I.e. At state A, you have decided to append token i to move to state B. Removing token i just sets you back to state A, where you would again just pick token i. (Note that this is ignoring the fact that there's a small probabilistic component to next token selection).
In the RL/reasoning world of LLMs, you can instead just reward correct final output without policing the reasoning steps, and a strong model should learn to backtrack on their "thoughts" as appropriate (without removing it from the context).
Edit: wording.
Outwardly, it seems to be limited by unmasking too few tokens per round, even when the heatmap shows many more high-confidence guesses available. On some of the larger puzzles it looks like it's wasting many rounds filling in the 'obvious' shapes, and then gets the interesting bit in the last round. It also doesn't seem to have learned the idea of "the background is blue with shapes drawn on top," where background is often 50% of the solution in these puzzles.
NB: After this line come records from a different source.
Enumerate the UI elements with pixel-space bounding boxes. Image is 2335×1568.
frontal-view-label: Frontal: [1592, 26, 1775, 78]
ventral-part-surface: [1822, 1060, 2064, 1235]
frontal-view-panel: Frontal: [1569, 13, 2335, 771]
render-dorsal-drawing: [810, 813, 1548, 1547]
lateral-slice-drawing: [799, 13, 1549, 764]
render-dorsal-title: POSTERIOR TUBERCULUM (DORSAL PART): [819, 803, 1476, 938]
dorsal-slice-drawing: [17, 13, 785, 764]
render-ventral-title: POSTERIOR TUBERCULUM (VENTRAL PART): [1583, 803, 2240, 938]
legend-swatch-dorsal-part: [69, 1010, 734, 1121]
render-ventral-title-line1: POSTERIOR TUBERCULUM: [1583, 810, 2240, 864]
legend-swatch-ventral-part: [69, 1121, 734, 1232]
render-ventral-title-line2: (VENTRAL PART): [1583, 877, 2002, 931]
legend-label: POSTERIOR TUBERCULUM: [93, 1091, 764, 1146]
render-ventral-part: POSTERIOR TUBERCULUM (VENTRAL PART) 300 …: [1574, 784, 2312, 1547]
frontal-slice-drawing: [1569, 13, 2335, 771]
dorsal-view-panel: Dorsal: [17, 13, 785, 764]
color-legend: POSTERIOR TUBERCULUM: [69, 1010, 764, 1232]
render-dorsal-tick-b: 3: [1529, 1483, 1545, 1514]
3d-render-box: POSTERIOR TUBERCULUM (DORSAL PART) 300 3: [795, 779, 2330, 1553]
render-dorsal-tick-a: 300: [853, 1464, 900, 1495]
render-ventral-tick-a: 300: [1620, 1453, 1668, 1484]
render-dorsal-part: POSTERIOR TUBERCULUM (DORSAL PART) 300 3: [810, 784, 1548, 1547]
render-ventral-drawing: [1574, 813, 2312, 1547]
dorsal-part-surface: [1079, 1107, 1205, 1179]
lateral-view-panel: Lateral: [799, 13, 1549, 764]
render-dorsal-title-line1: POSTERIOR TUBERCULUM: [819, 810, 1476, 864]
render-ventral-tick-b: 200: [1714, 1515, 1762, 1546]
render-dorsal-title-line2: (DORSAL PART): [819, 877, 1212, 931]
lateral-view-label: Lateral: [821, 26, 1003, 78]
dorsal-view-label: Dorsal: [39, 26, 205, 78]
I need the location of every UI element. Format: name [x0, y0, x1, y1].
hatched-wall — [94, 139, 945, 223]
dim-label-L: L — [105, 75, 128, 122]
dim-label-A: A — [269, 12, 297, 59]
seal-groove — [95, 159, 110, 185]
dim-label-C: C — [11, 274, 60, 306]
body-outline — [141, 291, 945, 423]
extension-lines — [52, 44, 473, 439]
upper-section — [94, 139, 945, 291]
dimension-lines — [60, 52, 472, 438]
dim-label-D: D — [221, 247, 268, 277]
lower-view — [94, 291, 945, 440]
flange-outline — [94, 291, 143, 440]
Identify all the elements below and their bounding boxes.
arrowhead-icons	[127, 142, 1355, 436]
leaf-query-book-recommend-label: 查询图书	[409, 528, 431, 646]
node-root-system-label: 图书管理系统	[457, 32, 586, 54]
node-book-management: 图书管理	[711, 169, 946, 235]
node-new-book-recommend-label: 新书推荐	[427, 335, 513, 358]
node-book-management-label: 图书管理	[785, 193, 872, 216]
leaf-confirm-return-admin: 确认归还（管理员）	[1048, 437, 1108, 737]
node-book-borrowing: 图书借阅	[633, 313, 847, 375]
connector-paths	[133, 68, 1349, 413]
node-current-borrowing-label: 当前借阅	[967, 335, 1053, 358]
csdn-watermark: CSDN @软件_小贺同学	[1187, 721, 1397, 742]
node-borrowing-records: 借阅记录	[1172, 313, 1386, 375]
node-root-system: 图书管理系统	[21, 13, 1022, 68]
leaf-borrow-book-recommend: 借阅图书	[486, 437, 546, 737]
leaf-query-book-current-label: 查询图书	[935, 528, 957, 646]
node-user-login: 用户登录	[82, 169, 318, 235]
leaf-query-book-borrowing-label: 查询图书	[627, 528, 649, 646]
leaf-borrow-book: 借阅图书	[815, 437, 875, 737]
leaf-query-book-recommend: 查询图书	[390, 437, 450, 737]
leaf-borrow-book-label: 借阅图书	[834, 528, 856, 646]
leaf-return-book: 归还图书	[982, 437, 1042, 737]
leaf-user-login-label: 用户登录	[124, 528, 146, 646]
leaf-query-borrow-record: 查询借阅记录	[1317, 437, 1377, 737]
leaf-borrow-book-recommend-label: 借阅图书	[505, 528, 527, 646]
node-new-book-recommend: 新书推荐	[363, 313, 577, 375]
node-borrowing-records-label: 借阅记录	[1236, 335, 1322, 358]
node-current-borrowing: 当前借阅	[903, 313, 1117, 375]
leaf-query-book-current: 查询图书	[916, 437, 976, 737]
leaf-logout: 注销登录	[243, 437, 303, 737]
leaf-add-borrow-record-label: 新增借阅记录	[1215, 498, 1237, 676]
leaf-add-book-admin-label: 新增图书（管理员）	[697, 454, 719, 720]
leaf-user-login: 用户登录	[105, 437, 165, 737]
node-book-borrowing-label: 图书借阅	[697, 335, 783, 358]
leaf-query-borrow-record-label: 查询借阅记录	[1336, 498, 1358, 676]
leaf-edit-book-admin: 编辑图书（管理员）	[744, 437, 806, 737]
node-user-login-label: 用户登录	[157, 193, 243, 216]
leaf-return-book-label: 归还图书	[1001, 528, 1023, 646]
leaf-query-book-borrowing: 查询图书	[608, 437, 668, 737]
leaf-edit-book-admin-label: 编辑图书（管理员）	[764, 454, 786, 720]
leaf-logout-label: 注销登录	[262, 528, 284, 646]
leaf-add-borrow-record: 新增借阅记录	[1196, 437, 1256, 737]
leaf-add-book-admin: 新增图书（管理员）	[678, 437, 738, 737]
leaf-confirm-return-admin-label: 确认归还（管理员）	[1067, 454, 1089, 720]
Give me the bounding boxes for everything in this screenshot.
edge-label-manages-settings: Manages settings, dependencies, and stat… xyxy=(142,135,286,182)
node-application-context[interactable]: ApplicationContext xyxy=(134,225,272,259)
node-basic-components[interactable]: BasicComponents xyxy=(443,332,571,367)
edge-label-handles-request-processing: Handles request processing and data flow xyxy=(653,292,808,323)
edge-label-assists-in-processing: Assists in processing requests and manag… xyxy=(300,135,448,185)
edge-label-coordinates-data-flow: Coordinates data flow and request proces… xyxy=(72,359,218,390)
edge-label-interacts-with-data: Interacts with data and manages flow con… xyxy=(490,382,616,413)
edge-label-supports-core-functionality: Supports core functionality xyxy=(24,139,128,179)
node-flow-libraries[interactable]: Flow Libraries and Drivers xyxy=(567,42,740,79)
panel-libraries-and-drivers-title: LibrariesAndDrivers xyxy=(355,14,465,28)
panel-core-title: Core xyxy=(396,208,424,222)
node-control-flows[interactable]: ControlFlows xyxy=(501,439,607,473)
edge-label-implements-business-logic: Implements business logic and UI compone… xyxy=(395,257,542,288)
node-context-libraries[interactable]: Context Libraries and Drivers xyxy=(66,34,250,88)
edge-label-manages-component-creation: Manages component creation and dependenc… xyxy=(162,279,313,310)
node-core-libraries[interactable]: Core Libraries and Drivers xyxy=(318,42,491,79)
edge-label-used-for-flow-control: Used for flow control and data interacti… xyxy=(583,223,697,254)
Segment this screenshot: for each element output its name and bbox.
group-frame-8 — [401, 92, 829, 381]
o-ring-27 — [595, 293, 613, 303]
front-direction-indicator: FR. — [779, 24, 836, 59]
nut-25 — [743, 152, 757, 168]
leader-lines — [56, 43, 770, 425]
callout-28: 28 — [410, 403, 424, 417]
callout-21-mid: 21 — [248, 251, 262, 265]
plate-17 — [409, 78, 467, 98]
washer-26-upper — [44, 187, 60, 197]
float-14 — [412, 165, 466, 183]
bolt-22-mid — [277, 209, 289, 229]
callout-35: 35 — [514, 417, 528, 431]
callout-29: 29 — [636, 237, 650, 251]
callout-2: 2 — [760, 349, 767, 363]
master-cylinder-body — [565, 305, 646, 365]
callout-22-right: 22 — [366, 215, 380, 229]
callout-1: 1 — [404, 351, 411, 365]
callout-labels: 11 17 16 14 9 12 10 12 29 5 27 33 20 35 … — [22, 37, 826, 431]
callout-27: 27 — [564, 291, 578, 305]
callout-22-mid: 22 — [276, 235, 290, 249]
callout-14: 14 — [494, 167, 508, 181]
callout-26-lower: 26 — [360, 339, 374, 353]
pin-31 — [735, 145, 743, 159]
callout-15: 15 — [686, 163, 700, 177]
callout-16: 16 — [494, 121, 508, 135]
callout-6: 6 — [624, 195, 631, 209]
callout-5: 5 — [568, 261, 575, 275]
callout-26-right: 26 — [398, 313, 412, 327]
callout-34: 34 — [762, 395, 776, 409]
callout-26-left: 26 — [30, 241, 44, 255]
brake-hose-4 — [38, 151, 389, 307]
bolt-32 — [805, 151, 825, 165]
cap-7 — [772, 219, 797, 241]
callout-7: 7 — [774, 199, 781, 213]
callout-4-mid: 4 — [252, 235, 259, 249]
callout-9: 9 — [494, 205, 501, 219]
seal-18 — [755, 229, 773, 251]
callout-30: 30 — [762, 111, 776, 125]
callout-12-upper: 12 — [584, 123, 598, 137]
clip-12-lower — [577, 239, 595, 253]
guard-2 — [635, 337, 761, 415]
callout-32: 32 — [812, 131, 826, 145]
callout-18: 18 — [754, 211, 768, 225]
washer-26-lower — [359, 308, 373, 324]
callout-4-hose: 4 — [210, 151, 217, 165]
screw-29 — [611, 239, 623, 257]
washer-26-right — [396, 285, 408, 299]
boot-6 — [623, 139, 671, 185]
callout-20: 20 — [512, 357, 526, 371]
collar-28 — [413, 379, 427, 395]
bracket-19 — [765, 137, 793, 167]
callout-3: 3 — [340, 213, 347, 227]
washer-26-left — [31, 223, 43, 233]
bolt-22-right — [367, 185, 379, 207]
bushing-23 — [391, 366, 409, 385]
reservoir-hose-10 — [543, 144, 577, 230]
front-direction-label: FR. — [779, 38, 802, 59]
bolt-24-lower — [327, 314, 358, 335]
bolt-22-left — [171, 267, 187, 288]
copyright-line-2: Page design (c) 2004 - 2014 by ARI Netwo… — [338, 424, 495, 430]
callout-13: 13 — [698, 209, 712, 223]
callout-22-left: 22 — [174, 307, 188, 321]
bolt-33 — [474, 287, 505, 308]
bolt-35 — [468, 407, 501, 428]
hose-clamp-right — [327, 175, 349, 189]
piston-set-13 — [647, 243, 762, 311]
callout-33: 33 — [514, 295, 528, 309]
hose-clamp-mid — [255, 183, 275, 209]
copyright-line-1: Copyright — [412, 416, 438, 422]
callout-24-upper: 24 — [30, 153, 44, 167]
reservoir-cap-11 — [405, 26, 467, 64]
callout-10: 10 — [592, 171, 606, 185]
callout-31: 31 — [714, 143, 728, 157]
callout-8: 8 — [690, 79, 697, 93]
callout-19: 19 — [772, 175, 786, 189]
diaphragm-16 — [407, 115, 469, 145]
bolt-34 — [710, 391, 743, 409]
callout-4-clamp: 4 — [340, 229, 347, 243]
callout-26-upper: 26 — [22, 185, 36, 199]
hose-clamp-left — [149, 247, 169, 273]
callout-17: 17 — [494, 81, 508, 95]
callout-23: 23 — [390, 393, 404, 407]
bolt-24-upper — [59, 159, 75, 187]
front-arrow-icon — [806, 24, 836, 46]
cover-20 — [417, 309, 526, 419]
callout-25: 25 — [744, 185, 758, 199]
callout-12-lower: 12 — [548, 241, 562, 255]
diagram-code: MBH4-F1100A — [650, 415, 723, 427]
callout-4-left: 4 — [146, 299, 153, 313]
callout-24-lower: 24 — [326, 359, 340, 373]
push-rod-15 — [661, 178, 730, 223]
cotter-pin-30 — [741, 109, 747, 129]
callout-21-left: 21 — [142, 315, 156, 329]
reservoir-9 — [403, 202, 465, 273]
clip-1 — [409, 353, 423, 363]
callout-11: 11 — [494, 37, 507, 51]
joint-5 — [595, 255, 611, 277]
Fixing a mistake requires re-generating the file or block of code. Or, if something generated later has implications for earlier code--a new import or function parameter's required, something like that--the only option is to go back and re-generate a big chunk. That'd be inefficient for humans, not implausible it's wrong for other code generators too.
I don't know if diffusion specifically will be the approach. (Maybe there's something to generating edit sequences?) This post's note that diffusion kills KV caching is something I hadn't even considered. It does seem right to experiment with things other than strict start-to-end generation.
This is like having a single tape Turing machine. They can simulate a multi tape machine, but at O(n^2) complexity.
The computation budget of an LLM is finite, so this has a massive practical impact.
For this reason, models that generate text using diffusion typically generate blocks of tokens at a time, where tokens within a block freely attend to each other, but across blocks there's causal masking so that each block only depends on the preceding ones and we're back to autoregression again. That makes caching possible, but also means you still can't have diffusion change the beginning of a long text to match the end.